For ground crews assigned to bomber Squadrons on night operations, the working day would start early in the morning with the Daily Inspection. The crew that had flown the aircraft on the last operation would come down to the bomber and discuss with the ground crew any issues that they experienced with either the aircraft, equipment, or engines during the mission. Anything highlighted as a problem was noted on a Form 700, which was colloquially referred to as a ‘snag sheet’, but was a significant document on an RAF airfield. As long as Form 700 was in the hands of the ground crew, that particular aircraft belonged to them and it was unavailable for operations – no one on the airfield could order an erk to sign off the aircraft, until he was happy that everything on the snag sheet had been rectified and checked. Once all the work had been completed and the captain of the aircraft was happy, he would be asked to sign the form and responsibility for the aircraft would pass back to him.
The daily aircraft inspections would include a check of all engine controls and the power plants themselves (obviously a Lancaster, Halifax, or Stirling would require four engines to be checked), checks of all hydraulic and pneumatic systems and the multitude of electrical systems on the aircraft. Tyres and brakes would also need to be checked, as would aircraft safety systems and fire extinguishers. If the aircraft had suffered any structural damage during the mission, riggers would be patching up the affected areas, which could require the station metalworkers to produce replacement panels, which would need to be fitted, riveted and painted before the aircraft was available for operations. As this was going on, fitters would be ground running the engines and checking the units for tell tale signs of ‘mag drop’, fuel, or oil leaks and rectifying anything they found. When you consider the complexity of a large aero engine and how all its moving parts would have to be checked, greased and lubricated, it is hard to see how all this work could have been achieved in a single day.
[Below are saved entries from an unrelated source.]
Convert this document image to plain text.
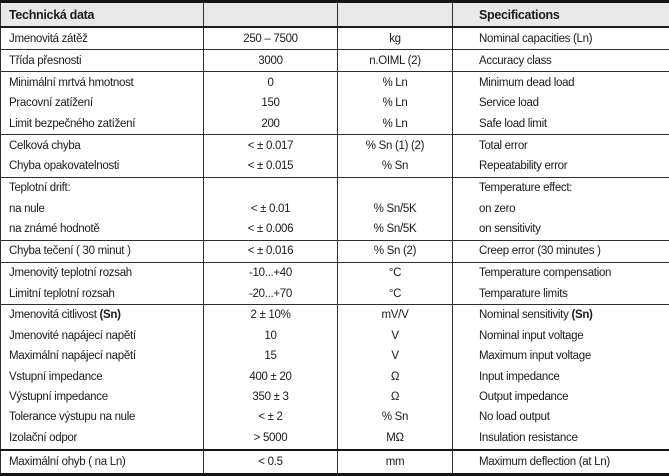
Technická data			Specifications
Jmenovitá zátěž	250 – 7500	kg	Nominal capacities (Ln)
Třída přesnosti	3000	n.OIML (2)	Accuracy class
Minimální mrtvá hmotnost	0	% Ln	Minimum dead load
Pracovní zatížení	150	% Ln	Service load
Limit bezpečného zatížení	200	% Ln	Safe load limit
Celková chyba	< ± 0.017	% Sn (1) (2)	Total error
Chyba opakovatelnosti	< ± 0.015	% Sn	Repeatability error
Teplotní drift:			Temperature effect:
na nule	< ± 0.01	% Sn/5K	on zero
na známé hodnotě	< ± 0.006	% Sn/5K	on sensitivity
Chyba tečení ( 30 minut )	< ± 0.016	% Sn (2)	Creep error (30 minutes )
Jmenovitý teplotní rozsah	-10...+40	°C	Temperature compensation
Limitní teplotní rozsah	-20...+70	°C	Temparature limits
Jmenovitá citlivost (Sn)	2 ± 10%	mV/V	Nominal sensitivity (Sn)
Jmenovité napájecí napětí	10	V	Nominal input voltage
Maximální napájecí napětí	15	V	Maximum input voltage
Vstupní impedance	400 ± 20	Ω	Input impedance
Výstupní impedance	350 ± 3	Ω	Output impedance
Tolerance výstupu na nule	< ± 2	% Sn	No load output
Izolační odpor	> 5000	MΩ	Insulation resistance
Maximální ohyb ( na Ln)	< 0.5	mm	Maximum deflection (at Ln)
Once all this work had been completed, the aircraft was signed off and released for operations, even though in many cases, a test flight would have been needed and further work required once it returned. Even then, the aircraft would have to be prepared for the next mission and there would have been a number of other aircraft that were due for major inspections and more invasive maintenance.
An RAF Halifax suffers some structural damage on operations
Once an aircraft was signed off, it would have to be prepared for the next operation and required an intense period of activity, from a large number of people. The fuel tanks would have to be filled with enough aviation fuel for the particular mission that was being flown and required some rather complex mathematical calculations to be done, with absolutely no margin for error. Each aircraft would have a safe operating weight, which must be strictly adhered to and include the weight of the aircraft itself, the crew, bomb load, ammunition and fuel. Depending on the distance to the latest target to be attacked, the amount of fuel and bombs the aircraft could carry would have to be closely monitored, to ensure the all up weight of the aircraft was not exceeded and the crew had enough fuel to cover almost any eventuality. If fuel loads were calculated incorrectly, the bomber may not have enough range to get back home.
Whilst the fitters were preparing the aircraft for flight, armourers would be collecting their bombs from the nearby bomb dump and assembling them before transporting them to the dispersal pan. The bombs would need to have stabilizer fins attached to them, before the fuses and detonators could be installed and safety wires attached. The prepared bombs would then be transported to the aircraft and expertly winched in to position and made active. Other armourers would be working on the defensive guns of the bomber, including cleaning, oiling and checking for the free operation of all guns. It was also important to check the ammunition tracks for damage, as even the slightest kink, or dent in the track could result in the gun being starved of ammunition and failing to fire – this could prove disastrous for the crew. Ammunition belts would arrive at the aircraft pre-assembled from the supply area, but invariably, the committed and professional armourers would run the belts through a positioning machine one last time, to further reduce the possible risk of jamming.
The final, but no less important jobs included the thorough cleaning of all cockpit and gun position Perspex panels and the pilots windscreen anti-icing fluid reservoirs topped up and pumps checked. All lights were checked and replaced if necessary, by which time the crew were probably taking their positions in the aircraft. Usually, there would be any number of unforeseen, last minute issues that would require immediate attention, before the ground crew chief supervised the engine start-up procedure. The very last job was to remove the wheel chocks and wish the crew good luck!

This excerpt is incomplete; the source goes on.